Cultura e patrimônio regional como diferencial turístico

Especialistas apontam cooperação e governança como fatores determinantes para o desenvolvimento do Turismo na região

Cultura e patrimônio regional como diferencial turístico
FOTO: Acervo Viva Covilhã

Especialistas apontam cooperação e governança como fatores determinantes para o desenvolvimento do Turismo na região das Beiras e Serra da Estrela

A região Centro é o principal destino do turismo doméstico em Portugal e continua a crescer. Dados relativos à atividade turística no mês de agosto deste ano, divulgados pelo Instituto Nacional de Estatística (INE), registraram um total de 1.060.101 dormidas na região, o que significa um aumento de 3% em relação ao mesmo período em 2018 (1.028.850), superando a média de crescimento nacional que foi de 2,6%. Entre os visitantes nacionais, as dormidas subiram em 5,2% – foram 608 mil dormidas a mais que no ano passado.

Apesar desse cenário positivo, especialistas do setor destacam a importância de aumentar a competitividade da região a partir da integração do turismo a outros setores da economia local, nomeadamente o agroalimentar. Para Helena Alves, professora da Universidade da Beira Interior (UBI) e investigadora do NECE (Research Center in Business Sciences), desenvolver mecanismos que busquem a integração dos setores agroalimentar e turístico da região das Beiras e Serra da Estrela apresenta-se como fatores determinantes para o desenvolvimento regional. “Os produtos endógenos como a história, as tradições e a cultura da região como uma mais valia na competitividade turística, possibilitando a oferta de experiências inovadoras”, ressalta.
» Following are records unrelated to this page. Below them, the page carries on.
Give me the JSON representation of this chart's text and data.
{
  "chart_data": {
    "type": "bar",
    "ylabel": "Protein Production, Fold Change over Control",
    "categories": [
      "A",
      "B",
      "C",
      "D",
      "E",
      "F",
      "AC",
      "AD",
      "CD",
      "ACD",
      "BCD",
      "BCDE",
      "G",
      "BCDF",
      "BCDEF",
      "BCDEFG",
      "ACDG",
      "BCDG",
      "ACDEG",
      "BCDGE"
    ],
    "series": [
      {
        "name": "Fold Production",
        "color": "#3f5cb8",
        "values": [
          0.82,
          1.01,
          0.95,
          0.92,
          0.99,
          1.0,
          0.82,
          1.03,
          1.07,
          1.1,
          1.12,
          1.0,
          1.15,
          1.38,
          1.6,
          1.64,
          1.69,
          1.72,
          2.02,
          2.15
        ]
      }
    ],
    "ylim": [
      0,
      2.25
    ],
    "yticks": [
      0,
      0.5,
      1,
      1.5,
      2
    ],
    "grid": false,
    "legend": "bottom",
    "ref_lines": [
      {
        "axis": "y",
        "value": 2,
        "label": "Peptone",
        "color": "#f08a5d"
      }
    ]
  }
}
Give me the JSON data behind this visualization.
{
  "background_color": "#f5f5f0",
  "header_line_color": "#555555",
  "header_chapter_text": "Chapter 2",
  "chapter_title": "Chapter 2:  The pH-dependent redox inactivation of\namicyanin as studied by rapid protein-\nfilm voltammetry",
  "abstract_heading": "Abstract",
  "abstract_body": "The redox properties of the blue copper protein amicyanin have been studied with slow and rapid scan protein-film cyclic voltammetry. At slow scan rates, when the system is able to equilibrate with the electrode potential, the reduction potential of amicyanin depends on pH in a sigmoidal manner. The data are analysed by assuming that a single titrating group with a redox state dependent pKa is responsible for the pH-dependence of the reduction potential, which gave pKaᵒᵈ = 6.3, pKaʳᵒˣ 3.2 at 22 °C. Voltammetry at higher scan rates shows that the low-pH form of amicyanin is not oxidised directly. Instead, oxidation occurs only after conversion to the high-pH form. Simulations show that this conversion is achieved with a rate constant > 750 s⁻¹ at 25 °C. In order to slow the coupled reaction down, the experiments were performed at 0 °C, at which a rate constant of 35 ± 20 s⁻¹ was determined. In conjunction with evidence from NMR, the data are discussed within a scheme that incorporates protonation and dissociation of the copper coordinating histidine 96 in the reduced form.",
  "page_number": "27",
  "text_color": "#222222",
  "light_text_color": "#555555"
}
É o que também indica Ana Capóm, doutora pela Universidade de Extremadura (UEx), em seu estudo sobre revalorização cultural e desenvolvimento de produtos turísticos inovadores, que investigou como o azeite de oliva se transformou em um produto agroalimentar e turístico na Comunidade Autónoma da Estremadura, na Espanha. Para ela, o turista, na atualidade, busca experiências novas e que o potencial turístico de um produto agroalimentar está para além de pratos confeccionados com base naquele produto, pode-se oferecer ao visitante uma viagem completa por toda a cadeia produtiva. “É muito interessante experimentar um prato baseado em um determinado produto alimentar, queijo, azeite, cereja ou qualquer outro, mas também pode ser muito atrativo para o turista conhecer como é que o produto chegou à mesa”, destaca.

Apanha da cereja no Fundão. FOTO: Giovanni Ramos/Viva Covilhã.

A pesquisadora espanhola acrescenta que, neste tipo de projeto, os agentes envolvidos devem compreender que as iniciativas levam tempo para se consolidarem e que estarão fazendo um investimento para o futuro. “Os projetos de cooperação local devem atender aos interesses de todos os agentes implicados, tendo em conta, ainda, que o objetivo maior é o desenvolvimento econômico e social da localidade. Mais empregos e maiores receitas impactará positivamente tanto no trabalho dos empresários como na vida dos residentes que também são parte do produto turístico”, conclui.

As especialistas, que participaram das III Jornadas Ibéricas de Patrimônio, Cultura e Turismo na Sociedade Digital – evento realizado no dia 18 deste mês, na UBI -, concordam que integrar todos os públicos envolvidos como produtores, autarquias e proprietários de empreendimentos de interesse turísticos locais não é tarefa fácil, e reforçam que a convergência dos esforços para uma atividade coordenada, capaz de atender aos múltiplos interesses é o desafio a ser vencido para ampliar a competitividade turística e ajudar a desenvolver a região.